France was elected to the Maryland State Senate in 1906, serving until 1908. He left the Senate in 1908 to engage in the field of finance. He served as the secretary to the medical and surgical faculty of Maryland from 1916–1917. After a short time out of politics, France re-entered the political arena in 1916 and was elected to the United States Senate. During the 65th Congress, he served in the Senate as the chairman of the Committee on Public Health and National Quarantine.
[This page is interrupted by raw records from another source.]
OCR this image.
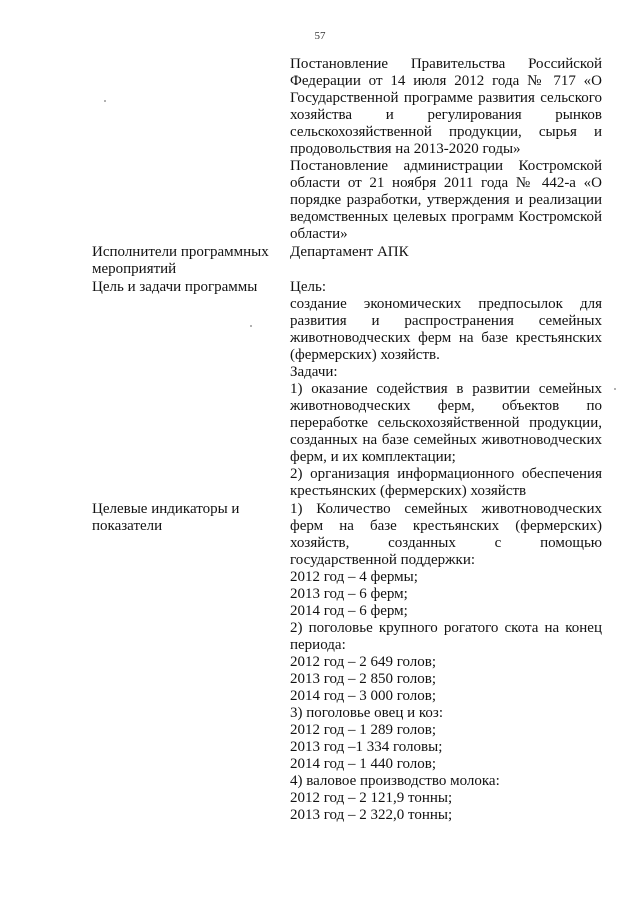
57

Постановление Правительства Российской Федерации от 14 июля 2012 года № 717 «О Государственной программе развития сельского хозяйства и регулирования рынков сельскохозяйственной продукции, сырья и продовольствия на 2013-2020 годы»

Постановление администрации Костромской области от 21 ноября 2011 года № 442-а «О порядке разработки, утверждения и реализации ведомственных целевых программ Костромской области»

Исполнители программных мероприятий

Департамент АПК

Цель и задачи программы	Цель:

создание экономических предпосылок для развития и распространения семейных животноводческих ферм на базе крестьянских (фермерских) хозяйств.

Задачи:

1) оказание содействия в развитии семейных животноводческих ферм, объектов по переработке сельскохозяйственной продукции, созданных на базе семейных животноводческих ферм, и их комплектации;

2) организация информационного обеспечения крестьянских (фермерских) хозяйств

Целевые индикаторы и показатели

1) Количество семейных животноводческих ферм на базе крестьянских (фермерских) хозяйств, созданных с помощью государственной поддержки:

2012 год – 4 фермы;

2013 год – 6 ферм;

2014 год – 6 ферм;

2) поголовье крупного рогатого скота на конец периода:

2012 год – 2 649 голов;

2013 год – 2 850 голов;

2014 год – 3 000 голов;

3) поголовье овец и коз:

2012 год – 1 289 голов;

2013 год –1 334 головы;

2014 год – 1 440 голов;

4) валовое производство молока:

2012 год – 2 121,9 тонны;

2013 год – 2 322,0 тонны;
France attempted to introduce an amendment to the Sedition Act of 1918 that would have ensured limited free speech protections, but the amendment was defeated, and France would remark that the legislation was criminal, repressive, and characteristic of the Dark Ages. France warned in March 1920 that "Republican liberals" would split off the Republican Party to form the "Anti-Prohibition Party". France introduced a joint resolution in the same month asking that dissenters imprisoned during World War I be pardoned. He was an unsuccessful candidate for re-election in 1922, losing his seat to Democratic rival William Cabell Bruce. Following his defeat, France became President of the Republic International Corporation and also resumed the practice of medicine in Port Deposit. France also joined the Freemasons during this time. France opposed Herbert Hoover in Republican primaries during the Presidential campaign of 1932. He was giving a speech at the Republican Convention in Chicago when the microphone malfunctioned, leaving France continuing his speech while the sound system was repaired. Although he won some contests, few delegates were selected in the primaries and France was heavily defeated at the convention. When Senator Phillips Lee Goldsborough announced his retirement from the Senate in 1934, France attempted to win his seat. He was unsuccessful in the election of 1934, losing to Democratic rival George L. P. Radcliffe. He died in Port Deposit five years later, and is buried in Hopewell Cemetery, near the city.
France was the first U.S. Senator to visit Russia after the Russian Revolution, and consistently advocated cordial relations with the Soviet Union. In 1921 after having been sent to Russia to study economic conditions there, he met with Russian officials, including Lenin, to assist in the release of Marguerite Harrison, an American journalist and convicted spy. Lenin wrote in a letter to Georgy Chicherin: The letter went on to relate that Marguerite Harrison was the sister-in-law of the Governor of Maryland and that Senator France's re-election was put in jeopardy by her incarceration. France attracted controversy in the United States by accusing Colonel Edward W. Ryan of the American Red Cross of fomenting the Kronstadt rebellion.
Civil rights
France spoke at a 1920 meeting of the NAACP to support the enactment of the Dyer Anti-Lynching Bill. France fought against voter disenfranchisement, and proposed an amendment to a railroad bill so that black train passengers paying a first-class fare could get first-class accommodations.